Sembra di essere tornati a qualche mese fa, ai tempi in cui i dissidenti venivano prima processati e poi accompagnati alla porta, espulsi dal movimento per essersi permessi di avere espresso opinioni diverse da quelle del leader. Ne sa qualcosa la senatrice Adele Gambaro, cacciata solo per aver detto che il flop elettorale delle amministratve era responsabilità di Beppe Grillo. Apriti cielo.
Adesso la storia si ripete, con la differenza che questa volta la caccia ai dissidenti del M5S sembra essersi fatta ancora più dura. A lanciarla è stata ieri la senatrice Paola Taverna che sul sito di Grillo ha pubblicato una poesia in romanesco che non lascia spazio a equivoci: «Che meraviglia, sei diventato senatore, e mo’ te senti er più gran signore…Proponi accordi strani e vedi prospettive, mentre io guardo ste merde e genero invettive. So io quella sbagliata che ha perso er movimento? O te come bandiera ora giri insieme al vento… Ma quanti sete 5,7,20, perché non ve ne andate felici e contenti»… E via di questo passo. Toni sprezzanti verso chi poco digerisce i diktat che arrivano da Grillo e dai suoi parlamentari più fedeli, ma che lo stesso leader approva scrivendo che la poesia è dedicata «ai senatori aperturisti».
«Aperturisti». Ecco è questa la nuova accusa che gira tra i banchi dei senatori pentastellati. Aperturista è chi magari pensa a cosa fare nel caso che la crisi possa sfociare in un Letta bis. Oppure chi non ne vuole proprio sapere di andare a votare con il Porcellum, così come ormai da settimane va invocando Grillo nonostante avesse promesso agli elettori che sarebbe stato abolito. Aperturista, quindi non chi dissente, ma solo prova a ricercare il dialogo. «Macché», sbotta il senatore siciliano Michele Giarrusso. «Paola è una romana verace, spiritosa. Il problema è che un pezzo del Pd fa credere a qualche credulone che può votare la fiducia a Letta, ma nessuno di noi ci pensa davvero». Sicuro? «Guardi, le do la risposta che ha dato a Nitto Palma, che l’altro giorno mi diceva: “Ma come, ce ne andiamo via noi e arrivate voi?”. Gli ho detto: solo voi potevate fare un governo con quelli».

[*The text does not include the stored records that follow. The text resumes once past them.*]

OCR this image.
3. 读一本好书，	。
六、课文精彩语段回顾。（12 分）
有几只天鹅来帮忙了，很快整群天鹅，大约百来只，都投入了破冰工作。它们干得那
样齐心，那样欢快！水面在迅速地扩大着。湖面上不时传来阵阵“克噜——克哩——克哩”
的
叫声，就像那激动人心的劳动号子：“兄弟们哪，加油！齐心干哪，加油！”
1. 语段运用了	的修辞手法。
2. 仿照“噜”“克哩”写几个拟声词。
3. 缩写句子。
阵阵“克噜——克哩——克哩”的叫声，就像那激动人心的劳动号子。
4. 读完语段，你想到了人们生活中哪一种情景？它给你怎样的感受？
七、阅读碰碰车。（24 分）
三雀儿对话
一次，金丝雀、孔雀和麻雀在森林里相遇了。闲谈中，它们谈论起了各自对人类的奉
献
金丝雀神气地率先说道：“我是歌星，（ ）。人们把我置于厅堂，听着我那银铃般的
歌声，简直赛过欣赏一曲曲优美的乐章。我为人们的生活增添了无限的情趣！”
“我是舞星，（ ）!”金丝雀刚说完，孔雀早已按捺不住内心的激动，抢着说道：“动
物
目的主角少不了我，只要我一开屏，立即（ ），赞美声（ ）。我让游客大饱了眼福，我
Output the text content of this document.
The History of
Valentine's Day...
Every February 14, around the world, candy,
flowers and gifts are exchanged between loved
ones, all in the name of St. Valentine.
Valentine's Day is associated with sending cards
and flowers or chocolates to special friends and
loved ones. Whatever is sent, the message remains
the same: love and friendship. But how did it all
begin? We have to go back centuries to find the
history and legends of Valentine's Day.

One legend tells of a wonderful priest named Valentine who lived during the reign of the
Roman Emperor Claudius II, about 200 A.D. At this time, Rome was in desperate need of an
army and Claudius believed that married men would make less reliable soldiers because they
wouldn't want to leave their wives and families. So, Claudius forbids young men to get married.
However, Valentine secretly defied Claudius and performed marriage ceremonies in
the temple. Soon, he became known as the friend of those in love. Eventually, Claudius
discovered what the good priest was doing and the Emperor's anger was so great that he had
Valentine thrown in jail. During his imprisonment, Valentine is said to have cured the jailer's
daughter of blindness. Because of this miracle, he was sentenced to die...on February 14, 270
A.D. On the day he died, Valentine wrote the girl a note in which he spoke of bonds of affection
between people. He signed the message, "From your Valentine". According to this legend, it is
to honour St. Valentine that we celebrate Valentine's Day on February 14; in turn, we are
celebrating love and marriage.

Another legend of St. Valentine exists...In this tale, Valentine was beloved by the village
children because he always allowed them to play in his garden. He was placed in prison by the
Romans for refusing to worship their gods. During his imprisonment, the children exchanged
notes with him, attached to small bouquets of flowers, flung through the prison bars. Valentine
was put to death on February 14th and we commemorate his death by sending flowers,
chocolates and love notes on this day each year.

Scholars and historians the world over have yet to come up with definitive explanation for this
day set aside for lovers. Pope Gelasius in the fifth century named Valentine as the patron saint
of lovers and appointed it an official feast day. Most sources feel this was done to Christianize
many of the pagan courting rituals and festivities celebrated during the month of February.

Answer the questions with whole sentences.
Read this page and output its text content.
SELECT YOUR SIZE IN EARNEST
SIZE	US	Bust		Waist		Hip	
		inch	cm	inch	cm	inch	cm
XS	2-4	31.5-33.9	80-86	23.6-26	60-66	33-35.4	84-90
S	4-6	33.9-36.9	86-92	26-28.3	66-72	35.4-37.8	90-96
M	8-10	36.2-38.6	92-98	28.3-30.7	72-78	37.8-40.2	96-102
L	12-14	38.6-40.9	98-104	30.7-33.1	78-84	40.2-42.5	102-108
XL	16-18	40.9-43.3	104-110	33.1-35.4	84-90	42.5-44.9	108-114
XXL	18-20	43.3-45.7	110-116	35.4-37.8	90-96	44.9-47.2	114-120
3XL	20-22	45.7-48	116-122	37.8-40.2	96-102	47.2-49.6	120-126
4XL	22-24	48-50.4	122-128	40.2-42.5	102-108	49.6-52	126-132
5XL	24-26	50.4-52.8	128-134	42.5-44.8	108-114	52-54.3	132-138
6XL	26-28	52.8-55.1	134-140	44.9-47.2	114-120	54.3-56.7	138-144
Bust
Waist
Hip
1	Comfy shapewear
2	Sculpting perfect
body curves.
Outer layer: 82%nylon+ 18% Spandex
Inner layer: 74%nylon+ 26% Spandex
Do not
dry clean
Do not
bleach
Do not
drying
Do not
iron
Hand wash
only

In realtà le cose non strarebbero proprio come dice Giarrusso. I maldipancia all’interno del M5S, e dei senatori in particolare, ci sarebbero eccome. E anche se non è possibile quantificare la pattuglia di dissidenti (da tempo si parla di una trentina di senatori, ma per ora solo solo numeri), di certo si sa quali sono gli argomenti sui quali il «dibattito»- per non chiamarlo scontro – è aperto. A partire dalla riforma della legge elettorale di cui il parlamento comincerà a discutere dalla prossima settimana. Sono settimane che ormai all’iterno del Movimento si discute su che tipo di riforma proporre senza raggiungere però mai la quadra. Al punto che su sette disegni di legge già presenti uno del M5s ancora non c’è. Epure alcuni punti chiave su cui essere tuti d’accordo ci sarebbero: ritorno al porporzionale e alle preferenze, soglia di sbarramento bassa al 3-4% e tetto di due mandati. Oltre ovviamente, a non aver subito nessuna condanna da parte di chi vuole candidarsi. Discussione inutile, ora che il capo ha deciso che invece si deve andare a votare con il Porcellum. E tra i senatori a 5 stelle sarebbe cominciato un giro di mail tra chi non ci starebbe proprio a piegare la testa di fronte all’ennesimo ordine di scuderia piovuto dall’alto.